Machine Learning Deep Dive

The problem

Fraud detection at scale has three tensions in conflict. Models that maximize accuracy miss the rare fraud cases. Models that maximize fraud recall flood analysts with false positives. And models that look great on validation data often fail in production due to distribution drift or label leakage that wasn't caught during training.

The approach

A calibrated LightGBM classifier with strict leakage controls, isotonic probability calibration, and SHAP-based explainability on every prediction.

Why LightGBM?

Handles class imbalance natively via scale_pos_weight (fraud is roughly 0.13% of transactions)
Trains fast enough for iterative experimentation across hundreds of hyperparameter combinations
Pairs with SHAP TreeExplainer for fast, exact attributions on every prediction
Outperformed XGBoost and Logistic Regression baselines on PR-AUC across multiple ablations

Dataset

PaySim — 6.36M synthetic mobile money transactions with a ~0.13% fraud rate. Tracked via DVC so the exact training data is reproducible from a clone.

Feature	Source	Description
`amount`	raw	Transaction amount
`type_TRANSFER`, `type_CASH_OUT`, etc.	one-hot	Transaction type indicators
`old_balance_org`	raw	Sender balance before transaction
`new_balance_org`	raw	Sender balance after transaction
`old_balance_dest`	raw	Receiver balance before transaction
`new_balance_dest`	raw	Receiver balance after transaction
`amount_to_balance_ratio`	engineered	Amount relative to sender balance
`drains_full_balance`	engineered	Flag for transactions that empty the sender account
`hour`, `day`	engineered	Temporal patterns derived from the `step` column

Total: 16 features after one-hot encoding.

Results

Final evaluation on the hidden test set, which was never used for model selection:

Metric	Value	Notes
Test PR-AUC	0.992	PaySim signal is clean; real-world is usually 0.3 to 0.7
Test ROC-AUC	0.999	Less informative than PR-AUC for rare-event problems
Validation PR-AUC	0.993	0.001 gap from test = no overfitting
Precision at default τ	0.972	At threshold τ=0.01
Recall at default τ	0.995
Net savings	$1.23M	At τ=0.01 with cost model $1000/missed fraud, $5/false positive
Latency	8.5ms	Single prediction including SHAP attribution

Top SHAP features by global importance

Feature	Interpretation
`oldbalanceDest`	Receiver's balance before the transaction (laundering accounts often start at zero)
`amount_to_balance_ratio`	Transactions that move most of the sender's balance
`amount`	Raw transaction size
`drains_full_balance`	Engineered flag for cash-out patterns
`day`, `hour`	Temporal patterns (fraud spikes at specific times)
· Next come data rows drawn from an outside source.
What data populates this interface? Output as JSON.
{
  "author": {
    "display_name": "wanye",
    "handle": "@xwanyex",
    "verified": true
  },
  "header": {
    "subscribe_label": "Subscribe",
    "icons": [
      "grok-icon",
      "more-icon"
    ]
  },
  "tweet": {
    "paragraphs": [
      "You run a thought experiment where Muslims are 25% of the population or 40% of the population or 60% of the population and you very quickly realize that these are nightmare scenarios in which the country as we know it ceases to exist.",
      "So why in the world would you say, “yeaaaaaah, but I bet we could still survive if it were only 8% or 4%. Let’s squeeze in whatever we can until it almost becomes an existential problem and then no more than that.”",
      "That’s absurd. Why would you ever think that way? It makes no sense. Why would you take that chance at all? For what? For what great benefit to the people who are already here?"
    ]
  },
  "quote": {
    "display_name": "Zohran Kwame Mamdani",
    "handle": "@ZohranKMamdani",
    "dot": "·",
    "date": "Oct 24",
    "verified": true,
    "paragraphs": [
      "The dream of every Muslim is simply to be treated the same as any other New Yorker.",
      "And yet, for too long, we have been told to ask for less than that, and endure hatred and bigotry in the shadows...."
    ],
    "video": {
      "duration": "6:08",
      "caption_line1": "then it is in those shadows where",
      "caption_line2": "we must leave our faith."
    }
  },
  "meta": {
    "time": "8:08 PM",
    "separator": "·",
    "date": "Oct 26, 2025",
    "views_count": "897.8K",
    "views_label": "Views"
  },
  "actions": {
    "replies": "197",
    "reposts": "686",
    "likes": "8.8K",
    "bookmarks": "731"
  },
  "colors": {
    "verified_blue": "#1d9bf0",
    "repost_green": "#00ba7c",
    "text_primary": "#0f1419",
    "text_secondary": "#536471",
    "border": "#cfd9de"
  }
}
The hard engineering decisions

1. Stratified random split, not temporal split. PaySim's step column looks like a time index, but the simulator generates non-uniform fraud distribution. Fraud rate jumps 10x in the last 40% of the timeline. A naive temporal split caused validation PR-AUC to collapse below 0.01. The decision was documented in docs/model_card.md as a defensible portfolio-grade tradeoff — true temporal honesty is deferred to the production drift monitoring system.
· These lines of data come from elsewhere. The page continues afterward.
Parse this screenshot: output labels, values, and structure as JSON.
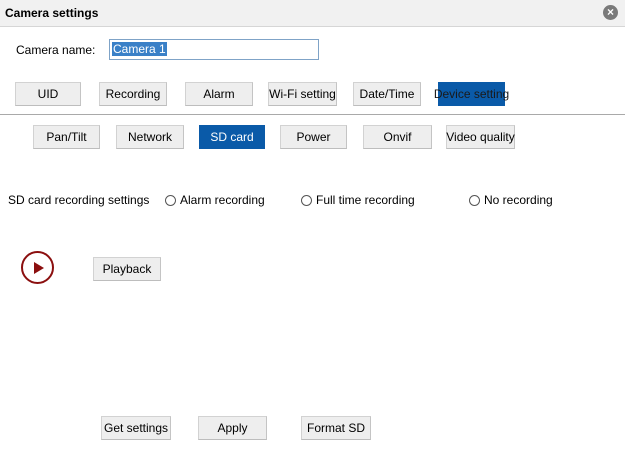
{
  "window": {
    "title": "Camera settings"
  },
  "camera_name": {
    "label": "Camera name:",
    "value": "Camera 1"
  },
  "main_tabs": [
    {
      "label": "UID"
    },
    {
      "label": "Recording"
    },
    {
      "label": "Alarm"
    },
    {
      "label": "Wi-Fi setting"
    },
    {
      "label": "Date/Time"
    },
    {
      "label": "Device setting",
      "active": true
    }
  ],
  "sub_tabs": [
    {
      "label": "Pan/Tilt"
    },
    {
      "label": "Network"
    },
    {
      "label": "SD card",
      "active": true
    },
    {
      "label": "Power"
    },
    {
      "label": "Onvif"
    },
    {
      "label": "Video quality"
    }
  ],
  "sd_card": {
    "label": "SD card recording settings",
    "options": [
      {
        "label": "Alarm recording",
        "checked": false
      },
      {
        "label": "Full time recording",
        "checked": false
      },
      {
        "label": "No recording",
        "checked": false
      }
    ],
    "playback_label": "Playback"
  },
  "footer": {
    "get_settings_label": "Get settings",
    "apply_label": "Apply",
    "format_sd_label": "Format SD"
  },
  "colors": {
    "active_tab": "#0a5aa8",
    "play_icon": "#8b0f0f",
    "selection": "#3a80c7"
  }
}
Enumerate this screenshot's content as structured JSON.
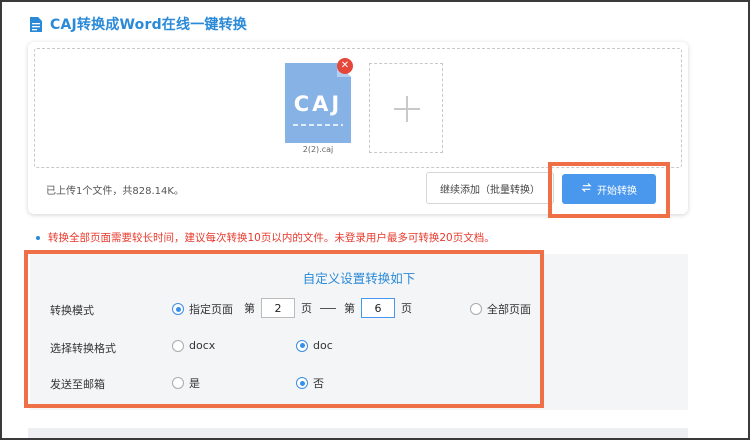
{
  "header": {
    "title": "CAJ转换成Word在线一键转换"
  },
  "upload": {
    "file": {
      "type_label": "CAJ",
      "name": "2(2).caj"
    },
    "summary": "已上传1个文件，共828.14K。",
    "continue_button": "继续添加（批量转换）",
    "start_button": "开始转换"
  },
  "notice": "转换全部页面需要较长时间，建议每次转换10页以内的文件。未登录用户最多可转换20页文档。",
  "settings": {
    "title": "自定义设置转换如下",
    "mode": {
      "label": "转换模式",
      "specified_label": "指定页面",
      "page_prefix": "第",
      "page_suffix": "页",
      "from_value": "2",
      "to_value": "6",
      "all_label": "全部页面",
      "selected": "specified"
    },
    "format": {
      "label": "选择转换格式",
      "options": [
        "docx",
        "doc"
      ],
      "selected": "doc"
    },
    "email": {
      "label": "发送至邮箱",
      "options": [
        "是",
        "否"
      ],
      "selected": "否"
    }
  },
  "colors": {
    "accent": "#2b8ad8",
    "button_primary": "#4a98ee",
    "file_tile": "#86b2e6",
    "notice": "#e8392c",
    "highlight": "#ef6f47"
  }
}
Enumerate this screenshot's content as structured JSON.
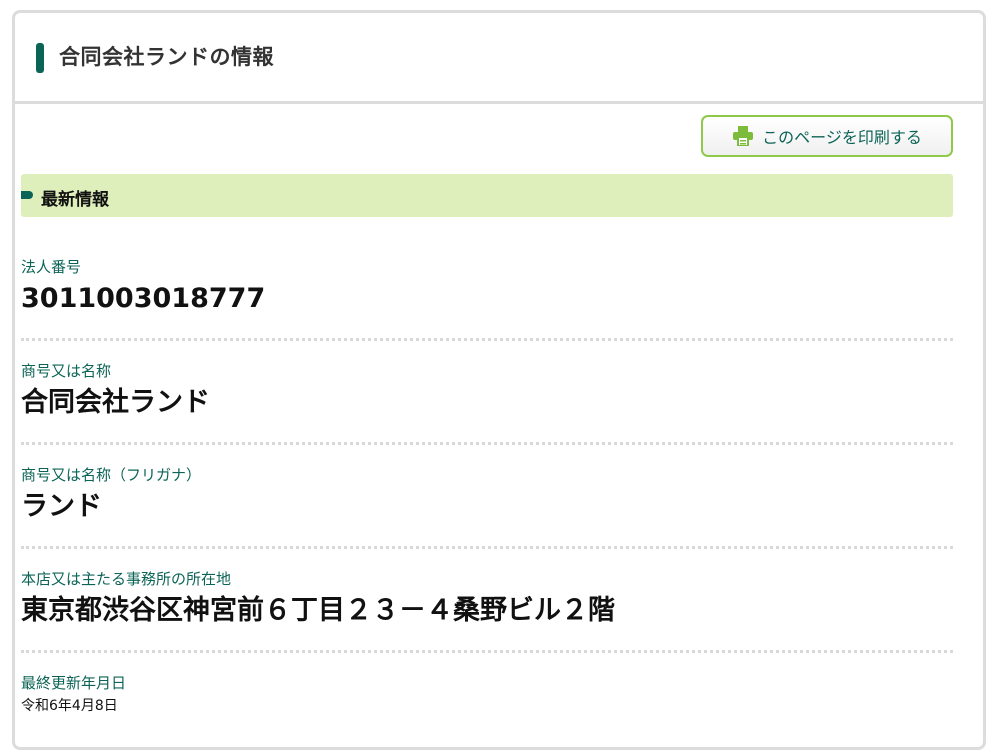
{
  "panel": {
    "title": "合同会社ランドの情報"
  },
  "toolbar": {
    "print_label": "このページを印刷する",
    "print_icon": "printer-icon",
    "accent_color": "#8fc94a"
  },
  "section": {
    "label": "最新情報"
  },
  "fields": [
    {
      "label": "法人番号",
      "value": "3011003018777"
    },
    {
      "label": "商号又は名称",
      "value": "合同会社ランド"
    },
    {
      "label": "商号又は名称（フリガナ）",
      "value": "ランド"
    },
    {
      "label": "本店又は主たる事務所の所在地",
      "value": "東京都渋谷区神宮前６丁目２３－４桑野ビル２階"
    },
    {
      "label": "最終更新年月日",
      "value": "令和6年4月8日"
    }
  ],
  "colors": {
    "brand": "#0c6457",
    "banner": "#deefbb",
    "border": "#dcdcdc"
  }
}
2. Dropped sender/receiver aggregate features. The first version included sender_avg_amount and sender_txn_count. Ablation proved these were not necessary — PR-AUC went from 0.971 (with aggregates) to 0.993 (without). The simpler model won, and the ablation itself serves as the leakage-free proof.

3. Hidden test set discipline. The test set was never loaded during training or hyperparameter search. It was revealed exactly once in scripts/final_eval.py to produce the locked metrics in models/lightgbm_final_test_report.json.
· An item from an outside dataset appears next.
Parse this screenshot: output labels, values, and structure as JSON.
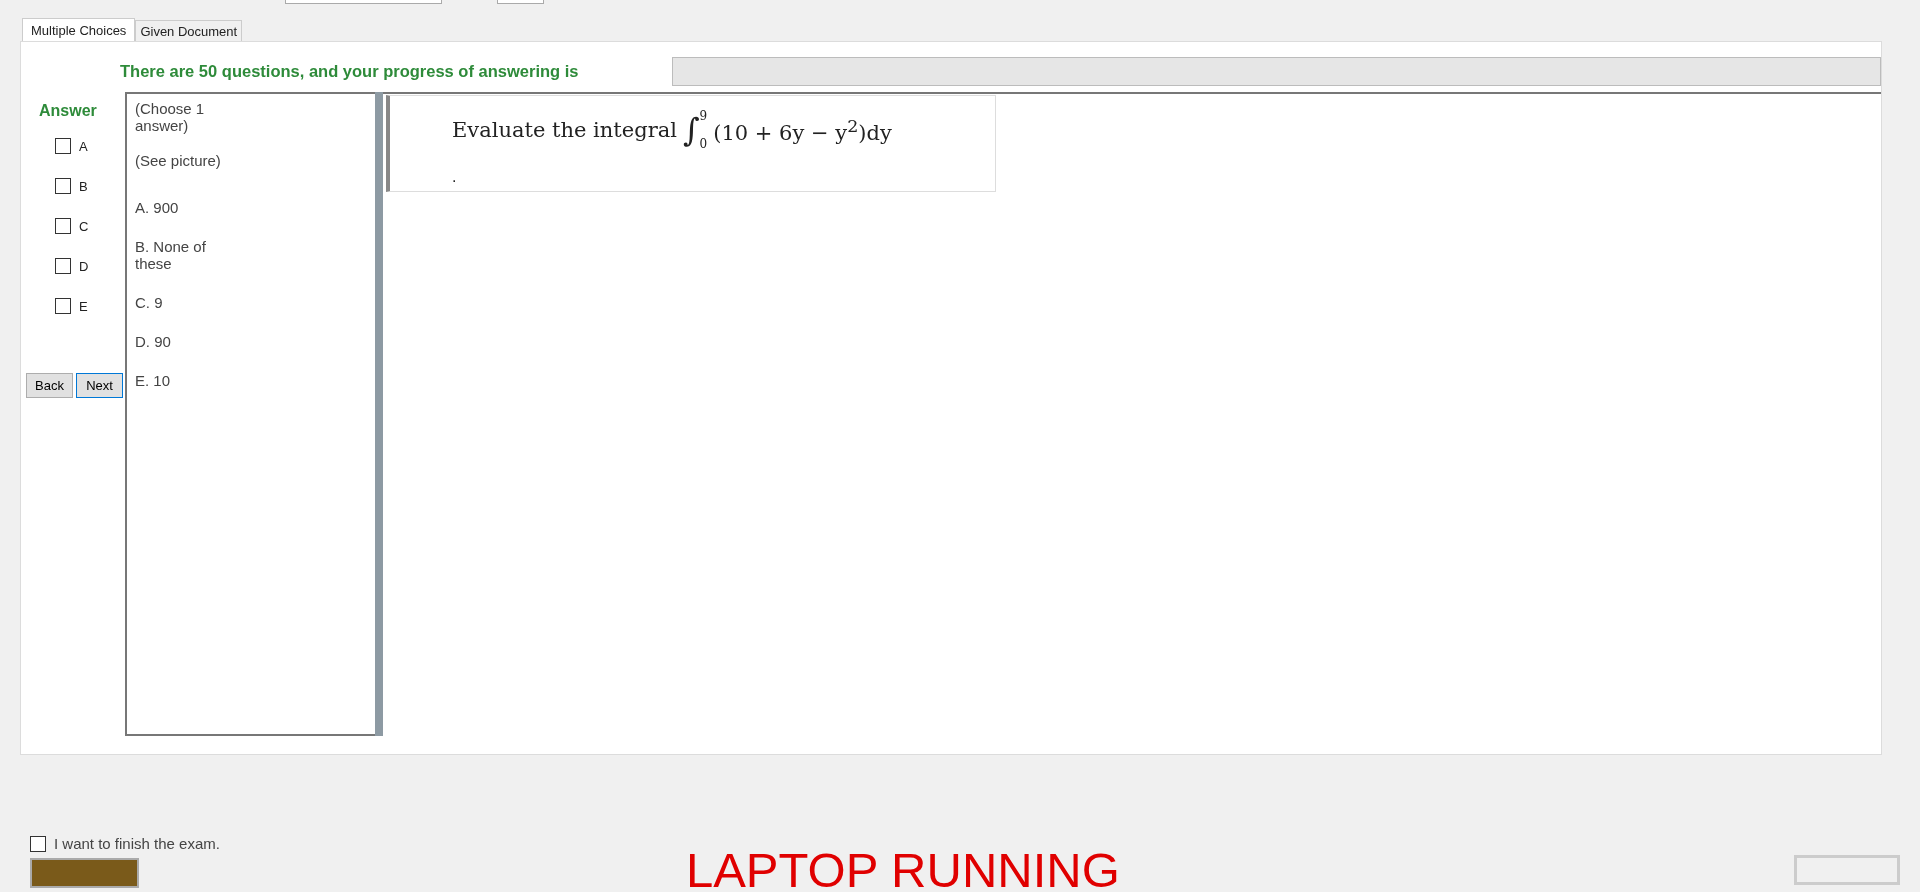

4. Isotonic calibration via FrozenEstimator. Raw LightGBM probabilities are not well-calibrated, which matters when threshold tuning is driven by an explicit cost model. The trained model is wrapped in CalibratedClassifierCV with isotonic regression so that a score of 0.8 actually corresponds to roughly an 80% fraud probability.

Production integration

The model loads into the FastAPI process at startup via a lifespan context manager. Every /score request goes through:

Pydantic schema validation on the request body
Feature engineering (one-hot encoding, ratio computation, temporal features)
model.predict_proba() for the calibrated score
shap_explainer(X) for per-feature attribution
Risk band assignment based on the active threshold
Persistence to the predictions table with the explanation as JSONB

The whole path completes in 8.5ms p50, including SHAP. Loading the model once at startup (rather than per-request) cuts ~2 seconds off every prediction.

Sentinel — Fraud Detection Platform